1967 Ford Galaxie Review

1967 Ford Galaxie 500 390 V8 from North America

Model year1967
Year of manufacture1966
First year of ownership2003
Most recent year of ownership2005
Engine and transmission 390 V8 Automatic
Performance marks 7 / 10
Reliability marks 7 / 10
Comfort marks 8 / 10
Running Costs (higher is cheaper) 6 / 10
Overall marks (average of all marks)
7.0 / 10
Distance when acquired78000 miles
Most recent distance85000 miles

Summary:

It's like a boat, only more fun

Faults:

It needed a new convertible top after sitting in storage for 25 years.

The voltage regulator went bad soon after I purchased the car.

One exhaust pipe rusted through.

The original valve cover gaskets rotted.

General Comments:

It handles very solidly at any speed and rides smoothly over bumps and rough roads.

The heater is amazing. It is so strong the car can be comfortable driven the top down even in the winter.

Except for height, this car is as big as most SUV's.

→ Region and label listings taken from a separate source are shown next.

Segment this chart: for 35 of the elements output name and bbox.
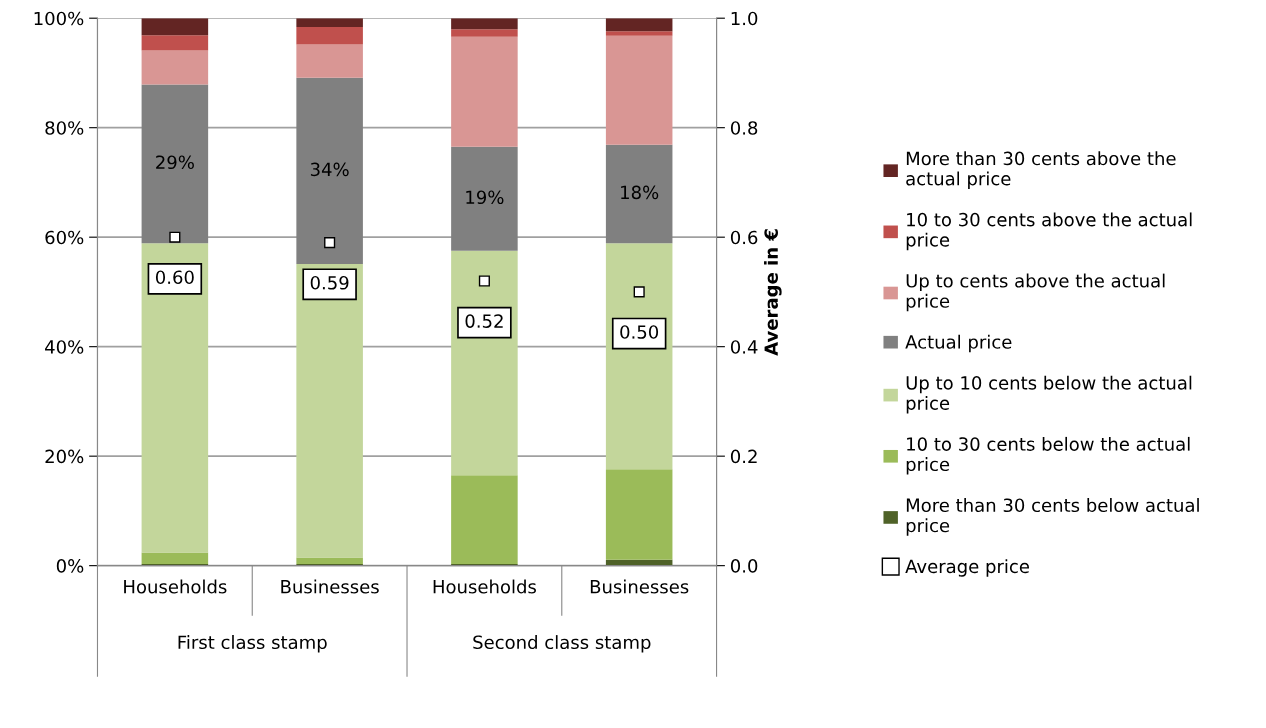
data-label: 34% — [310, 162, 349, 177]
y-tick-label: 20% — [45, 449, 84, 464]
text: First class stamp — [178, 635, 327, 653]
x-tick-label: Households — [433, 579, 536, 594]
legend-label: More than 30 cents above the actual price — [906, 151, 1176, 189]
y-tick-label: 100% — [34, 11, 84, 26]
data-label: 0.50 — [620, 325, 659, 339]
data-label: 29% — [156, 155, 194, 170]
legend-label: Up to cents above the actual price — [906, 273, 1165, 312]
data-label: 0.52 — [465, 314, 503, 328]
y-tick-label: 40% — [45, 340, 84, 354]
y2-tick-label: 0.6 — [730, 230, 758, 245]
data-label: 0.60 — [155, 270, 194, 285]
x-tick-label: Businesses — [281, 579, 379, 594]
data-label: 19% — [466, 190, 504, 205]
x-tick-label: Businesses — [590, 579, 689, 594]
y-tick-label: 80% — [45, 121, 84, 135]
legend-label: Average price — [905, 559, 1029, 577]
legend-label: Up to 10 cents below the actual price — [906, 375, 1192, 414]
legend-label: 10 to 30 cents below the actual price — [906, 436, 1190, 475]
y2-tick-label: 0.4 — [730, 340, 758, 354]
y-tick-label: 0% — [56, 559, 84, 573]
legend-label: More than 30 cents below actual price — [906, 498, 1199, 536]
x-tick-label: Households — [124, 579, 227, 594]
y2-axis-title: Average in € — [764, 229, 782, 356]
legend-label: 10 to 30 cents above the actual price — [906, 212, 1192, 251]
data-label: 18% — [621, 185, 659, 200]
legend-label: Actual price — [905, 334, 1012, 353]
data-label: 0.59 — [310, 275, 349, 290]
y2-tick-label: 0.8 — [730, 121, 758, 135]
text: Second class stamp — [473, 635, 651, 653]
y2-tick-label: 0.2 — [730, 449, 757, 464]
y2-tick-label: 1.0 — [731, 11, 758, 26]
y-tick-label: 60% — [45, 230, 84, 245]
y2-tick-label: 0.0 — [730, 559, 758, 573]
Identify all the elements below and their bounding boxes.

Acceleration is as quick as the nearly two ton curb weight allows for.

Surprising as it may seem, the car takes turns pretty well.

The factory drum brakes are not up to the task of controlling this car.

The engine is simple and easy to service and make repairs on.

Would you buy another car from this manufacturer? Yes

Review Date: 11th January, 2005

22nd Mar 2005, 12:02

This car is (a 1967 model) was manufactured on 23 June 1966 in Mahwah, NJ.

2nd Oct 2006, 10:30

I just got my '66 galaxie convertible and agree with everything said thus far, especially the braking system. After driving newer cars with power disc brakes, this car could put you in danger if you're not careful. With that said, it is an awesome car, easy to work on, and looks great!

23rd Aug 2009, 13:38

I had a '67 500 two door hardtop that I bought from my dad with 110,000 miles on it. It was a 240 6 cylinder with a three speed auto. It was a great car. The two door body and frame remained tight. The four door hardtop and the two door convertible both seemed to turn into "boats". The 390 that usually came was a dog. I don't know if a higher HP engine was available. My dad had the four door hardtop with a 390 also. I drove it a little. I thought it was a boat.

The two door hardtop was a different story. With the suspension set at the correct height (the Fords would sag, especially after a winter of heavy snow on their hoods), the car responded well on the road. It felt like a much smaller auto. Due to the advertising of the Plymouth GTX and the Hemi engine at the time, the sleeper Ford two door hardtop slept as a secret for those who owned one to enjoy.